Die Kreisschulpflege betont in ihrem Schreiben ausserdem ausdrücklich, sie könne nicht selber Quarantänen oder Ausschlüsse ganzer Klassen anordnen. Damit nimmt sie die Frage auf, die sich jetzt viele Eltern stellen: Warum wird nur eine Lehrperson, nicht aber die Klasse unter Quarantäne gestellt?

Wie in vielen Belangen gibt es auch hier Unterschiede zwischen den Kantonen. Im Solothurnischen sind derzeit sechs Klassen in Quarantäne. Etwa im Oltner Oberstufenschulhaus Frohheim, wo ein Sek-Schüler erkrankt ist.

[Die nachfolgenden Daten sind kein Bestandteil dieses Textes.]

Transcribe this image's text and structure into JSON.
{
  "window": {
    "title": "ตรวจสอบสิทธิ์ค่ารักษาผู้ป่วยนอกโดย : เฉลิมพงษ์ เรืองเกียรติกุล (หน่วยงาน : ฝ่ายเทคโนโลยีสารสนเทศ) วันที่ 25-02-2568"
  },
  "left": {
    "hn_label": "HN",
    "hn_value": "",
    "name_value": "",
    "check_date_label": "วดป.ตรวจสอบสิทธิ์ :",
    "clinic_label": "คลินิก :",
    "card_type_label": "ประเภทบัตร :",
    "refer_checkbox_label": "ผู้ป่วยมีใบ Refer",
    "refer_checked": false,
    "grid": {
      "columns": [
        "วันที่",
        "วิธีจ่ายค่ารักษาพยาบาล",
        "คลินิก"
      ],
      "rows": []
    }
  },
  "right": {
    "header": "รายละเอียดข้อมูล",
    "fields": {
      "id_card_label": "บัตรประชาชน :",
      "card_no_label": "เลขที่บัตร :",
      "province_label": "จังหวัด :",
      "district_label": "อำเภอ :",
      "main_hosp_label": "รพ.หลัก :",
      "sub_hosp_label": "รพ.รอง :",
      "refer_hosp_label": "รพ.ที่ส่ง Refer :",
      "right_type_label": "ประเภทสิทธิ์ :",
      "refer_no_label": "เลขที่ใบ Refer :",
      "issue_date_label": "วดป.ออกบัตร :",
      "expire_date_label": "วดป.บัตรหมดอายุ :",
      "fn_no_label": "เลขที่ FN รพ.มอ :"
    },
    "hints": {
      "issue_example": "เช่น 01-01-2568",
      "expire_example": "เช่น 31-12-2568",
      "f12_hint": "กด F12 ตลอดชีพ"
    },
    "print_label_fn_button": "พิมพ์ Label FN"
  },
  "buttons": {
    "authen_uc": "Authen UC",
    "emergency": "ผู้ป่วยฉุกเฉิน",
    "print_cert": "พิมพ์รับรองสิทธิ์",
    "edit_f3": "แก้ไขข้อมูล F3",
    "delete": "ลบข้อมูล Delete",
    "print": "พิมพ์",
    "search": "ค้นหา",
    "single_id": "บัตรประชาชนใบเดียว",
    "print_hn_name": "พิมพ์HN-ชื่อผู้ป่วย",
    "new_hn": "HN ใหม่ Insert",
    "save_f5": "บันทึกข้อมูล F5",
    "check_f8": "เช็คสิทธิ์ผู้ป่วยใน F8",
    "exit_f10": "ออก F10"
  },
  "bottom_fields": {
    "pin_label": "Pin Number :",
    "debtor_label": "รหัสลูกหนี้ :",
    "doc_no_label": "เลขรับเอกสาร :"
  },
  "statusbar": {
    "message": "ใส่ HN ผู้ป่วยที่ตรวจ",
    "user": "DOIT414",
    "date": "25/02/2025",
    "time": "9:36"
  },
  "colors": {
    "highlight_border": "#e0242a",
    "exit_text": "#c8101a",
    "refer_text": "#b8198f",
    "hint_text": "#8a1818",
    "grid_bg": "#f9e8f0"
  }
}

Im Aargau wurde bisher nirgends eine ganze Klasse unter Quarantäne gestellt. «Eine solche Massnahme läge im Zuständigkeitsbereich der Kantonsärztin und ist bisher nur für den Fall einer Häufung von mehreren Ansteckungen in einer Klasse vorgesehen», teilt das kantonale Departement Gesundheit und Soziales mit. «Sollte es mehr als einen Fall in einer Klasse geben, wäre die Quarantäne der ganzen Klasse zu prüfen.» Das Miteinander von Schülerinnen und Schülern der obligatorischen Schule werde nicht als «enger Kontakt» definiert, schreibt das Gesundheitsdepartement weiter. Es beruft sich dabei auf Empfehlungen des Bundes zum Umgang mit erkrankten Personen und zum Unterricht an Volksschulen während der Coronapandemie.

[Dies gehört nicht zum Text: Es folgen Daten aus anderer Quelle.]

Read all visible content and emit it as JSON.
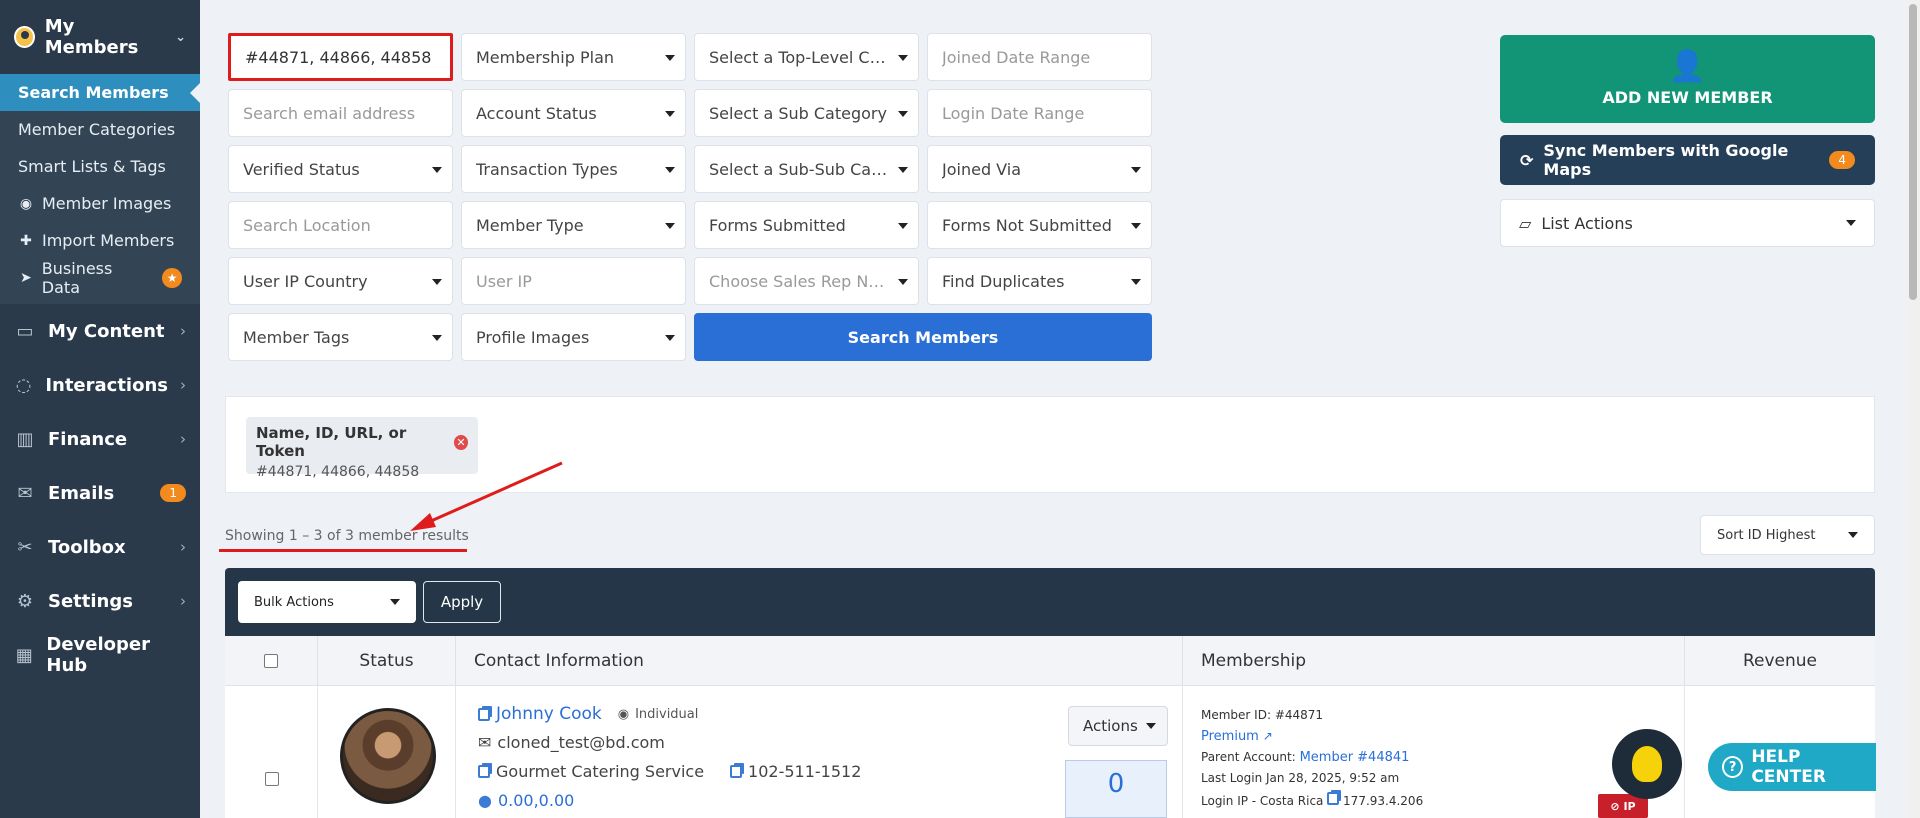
{
  "sidebar": {
    "header": "My Members",
    "subitems": [
      {
        "label": "Search Members"
      },
      {
        "label": "Member Categories"
      },
      {
        "label": "Smart Lists & Tags"
      },
      {
        "label": "Member Images"
      },
      {
        "label": "Import Members"
      },
      {
        "label": "Business Data"
      }
    ],
    "items": [
      {
        "label": "My Content"
      },
      {
        "label": "Interactions"
      },
      {
        "label": "Finance"
      },
      {
        "label": "Emails",
        "badge": "1"
      },
      {
        "label": "Toolbox"
      },
      {
        "label": "Settings"
      },
      {
        "label": "Developer Hub"
      }
    ]
  },
  "filters": {
    "name_query": "#44871, 44866, 44858",
    "membership_plan": "Membership Plan",
    "top_level_category": "Select a Top-Level Cat...",
    "joined_date_range": "Joined Date Range",
    "email_placeholder": "Search email address",
    "account_status": "Account Status",
    "sub_category": "Select a Sub Category",
    "login_date_range": "Login Date Range",
    "verified_status": "Verified Status",
    "transaction_types": "Transaction Types",
    "sub_sub_category": "Select a Sub-Sub Cate...",
    "joined_via": "Joined Via",
    "location_placeholder": "Search Location",
    "member_type": "Member Type",
    "forms_submitted": "Forms Submitted",
    "forms_not_submitted": "Forms Not Submitted",
    "user_ip_country": "User IP Country",
    "user_ip_placeholder": "User IP",
    "sales_rep": "Choose Sales Rep Na...",
    "find_duplicates": "Find Duplicates",
    "member_tags": "Member Tags",
    "profile_images": "Profile Images",
    "search_button": "Search Members"
  },
  "actions": {
    "add_member": "ADD NEW MEMBER",
    "sync_label": "Sync Members with Google Maps",
    "sync_badge": "4",
    "list_actions": "List Actions"
  },
  "active_filter": {
    "title": "Name, ID, URL, or Token",
    "value": "#44871, 44866, 44858"
  },
  "results": {
    "showing": "Showing 1 – 3 of 3 member results",
    "sort": "Sort ID Highest"
  },
  "table": {
    "bulk_actions": "Bulk Actions",
    "apply": "Apply",
    "columns": [
      "Status",
      "Contact Information",
      "Membership",
      "Revenue"
    ],
    "row": {
      "name": "Johnny Cook",
      "type": "Individual",
      "email": "cloned_test@bd.com",
      "company": "Gourmet Catering Service",
      "phone": "102-511-1512",
      "coords": "0.00,0.00",
      "actions": "Actions",
      "count": "0",
      "member_id_label": "Member ID:",
      "member_id": "#44871",
      "plan": "Premium",
      "parent_label": "Parent Account:",
      "parent_value": "Member #44841",
      "last_login_label": "Last Login",
      "last_login": "Jan 28, 2025, 9:52 am",
      "login_ip_label": "Login IP - Costa Rica",
      "login_ip": "177.93.4.206",
      "ip_badge": "IP"
    }
  },
  "help": {
    "label": "HELP CENTER"
  },
  "colors": {
    "sidebar_bg": "#2b3a4a",
    "active_item": "#2e8fbf",
    "primary": "#2a6fd6",
    "add_green": "#129477",
    "badge_orange": "#f28a1e",
    "annotation_red": "#e01b1b"
  }
}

Wann werden Kinder getestet?

Für Eltern ist wichtig zu wissen: Das Bundesamt für Gesundheit hat Covid-Testkriterien für Kinder definiert. Ab einem Alter von zwölf Jahren gelten für sie dieselben Kriterien und Empfehlungen wie für Erwachsene: Zeigen sie Covid-19-kompatible Symptome, sollten sie getestet werden. Bei jüngeren Kindern empfiehlt der Bund jedoch ein individuelles Abwägen, ob ein Test sinnvoll ist oder nicht. Denn: Kleinere Kinder sind relativ häufig krank, und die Symptome können, obwohl mit einer Covid-Erkrankung vereinbar, auch von einem anderen Erreger stammen. Ausserdem ist der Test eher unangenehm. Der Entscheid, ob er durchgeführt wird oder nicht, fällt die behandelnde Ärztin zusammen mit den Eltern. Grundsätzlich gilt: Kranke Kinder sollen zu Hause bleiben, auch wenn sie nicht getestet wurden – und zwar bis mindestens 24 Stunden nach dem Abklingen der Symptome.